L’Espagne est en confinement depuis le 15 mars. Les Français et francophones de Barcelone racontent leurs joies et leurs peines de la vie en colocation. Témoignages.
Photo de une: Babette, Dimitri et Andrea
“Au début de la quarantaine j’ai eu parfois envie de balancer l’un ou l’autre par le balcon” raconte en riant Sophie. Actuellement en télétravail, la Belge de 29 ans vit aux alentours d’Arc de Triomf, avec deux étudiants, une Suédoise et un Colombien. “Les débuts ont été assez difficiles. Nous avions chacun notre vision, une personne minimisait et ne prenait pas vraiment ses précautions, c’était angoissant” confie-t-elle. Depuis, la colocation a trouvé naturellement son équilibre: “les écouteurs Bluetooth est la meilleure des inventions, ils nous permettent de nous retrouver chacun dans notre bulle sans déranger les autres.”

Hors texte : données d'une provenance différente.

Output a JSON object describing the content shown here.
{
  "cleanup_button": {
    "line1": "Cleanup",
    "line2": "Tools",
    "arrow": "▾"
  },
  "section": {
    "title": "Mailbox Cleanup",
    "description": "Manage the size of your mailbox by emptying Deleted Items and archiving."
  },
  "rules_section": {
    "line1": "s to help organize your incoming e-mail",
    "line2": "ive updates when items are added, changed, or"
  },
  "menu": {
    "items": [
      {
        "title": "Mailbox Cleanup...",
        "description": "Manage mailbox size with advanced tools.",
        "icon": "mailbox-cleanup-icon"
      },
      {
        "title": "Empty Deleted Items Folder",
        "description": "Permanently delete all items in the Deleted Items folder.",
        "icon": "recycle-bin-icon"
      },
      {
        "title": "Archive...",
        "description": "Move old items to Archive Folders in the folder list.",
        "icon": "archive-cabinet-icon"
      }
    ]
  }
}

Pour Dimitri, travaillant dans la communication graphique et le marketing, le confinement est l’occasion de passer plus de temps avec ses colocataires, Babette et Andrea deux Hollandaises. “On se réunit beaucoup plus ensemble, en organisant des repas, des jeux de sociétés, ça nous permet de vraiment nous connaître. L’ambiance est plutôt bonne, nous arrivons à discuter ensemble de n’importe quel sujet, cela permet d’éviter des malentendus. On essaie de s’occuper comme on peut, nous avons même fait un karaoké et un bingo avec nos voisins à distance.” Côté organisation, le Français explique qu’une seule personne se rend au supermarché en bas de l’immeuble pour tout le monde. Ils se relaient également pour sortir leur chien.
De nouvelles habitudes ont été prises également chez Lucille, dans le quartier de Sants. Les trois amies ont instauré des activités le week-end. “Chacune apprend quelque chose aux autres, dans un domaine dans lequel elle excelle. Ma coloc a commencé à nous donner des cours de boxe (avoir un punching ball aide beaucoup à évacuer à la fin de la journée), mon autre coloc nous donne des cours de yoga, nous avons transformé la table de la salle à manger en table de ping-pong et nous cuisinons ensemble” raconte la Française. Pour elle, l’expérience renforcera leur lien “on se souviendra que nous étions ensemble à ce moment-là”.
Quand la coloc vire au cauchemar
Victoire Jauny habite dans le quartier de la Sagrada Familia, avec son copain catalan et un ami mexicain. Mais depuis le début du confinement d’autres colocataires se sont invités: des souris. “On dirait qu’avec la quarantaine elles s’en donnent à coeur joie, on en voit tous les jours chez nous et elles sont nombreuses dans la rue, on en a trouvé deux mortes sur le trottoir”. Cette professeur de yoga a contacté le 010, numéro d’attention aux habitants de la mairie de Barcelone, qui l’a mise en relation avec le service spécialisé pour un traitement sur la voie publique. En attendant le retour de sa propriétaire pour dératiser l’intérieur, tout le monde tente de cohabiter. “C’est très frustrant de devoir attendre pour pouvoir s’en débarrasser. Le soir nous sommes tous stressés pour aller dans la salle de bain où elles adorent se cacher” confie la jeune Française.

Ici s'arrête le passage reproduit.